Generalizing this pattern, we may have arbitrary rotations expressed using shuffle masks. For example, consider the shufflevector of 4-bit fields:

%v3 = shufflevector <8 x i4> %v1, <8 x i4> undef, <8 x i32> <i32 1, i32 2, i32 3, i32 0, i32 5, i32 6, i32 7, i32 4> ; yields <8 x i8>

Shuffles on 4-bit fields are generally not supported by SIMD instruction sets, but this one can be implemented by transforming to 16-bit vector shift operations.

%t0 = bitcast %v1 to <2 x i16> %t1 = shl %t0, <2 x i16> <i16 12, i16 12> %t2 = lshr4 %t0, <2 x i16> <i16 4, i16 4> %v3 = xor %t1, %t2

Can these examples be turned into general rules that systematically capture these special cases?

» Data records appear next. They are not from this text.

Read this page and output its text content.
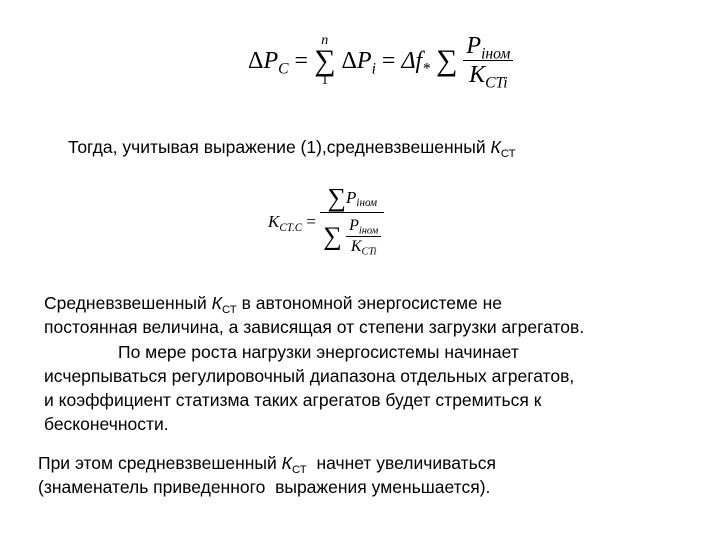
$\Delta P_C$ =
n
∑
1
$\Delta P_i = \Delta f_*$ ∑ $\frac{P_{iном}}{K_{CTi}}$
Тогда, учитывая выражение (1),средневзвешенный $К_{СТ}$
$K_{CT.C} = \frac{\sum P_{iном}}{\sum \frac{P_{iном}}{K_{CTi}}}$
Средневзвешенный $К_{СТ}$ в автономной энергосистеме не
постоянная величина, а зависящая от степени загрузки агрегатов.
По мере роста нагрузки энергосистемы начинает
исчерпываться регулировочный диапазона отдельных агрегатов,
и коэффициент статизма таких агрегатов будет стремиться к
бесконечности.
При этом средневзвешенный $К_{СТ}$  начнет увеличиваться
(знаменатель приведенного  выражения уменьшается).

## Vectorized Sequential Code

If there is no known fully parallel implementation of a particular case, it may still be possible to partially parallelize by making a vectorized sequential loop.

## Shuffling Bit-By-Bit

There are many interesting possibilities with shuffle masks that perform bit-by-bit selection.

Bit interleave can be expressed by a shuffle mask with alternating bits from the two vectors.
For example the IDISA operation `simd<1>::mergel(v1, v2)` could be expressed as a shuffle vector
operation.

shufflevector <128 x i1> %v1, <128 x i1> %v2, <128 x i1> <i32 0, i32 8, i32 1, i32 9, i32 2, i32 10, i32 3, i32 11, ...>

An architecture may not support shuffle at the bit-level, but bit-level merge can be implemented using four byte-level shuffles combined with shifting and bitwise logic.

## Parallel Extract and Parallel Deposit

Intel's Haswell Architecture has two new 64-bit instructions `pext` and `pdep` that can
be used for flexible extraction and placement of bits. Code generation for `shufflevector` in
terms of these operations is certainly worth study.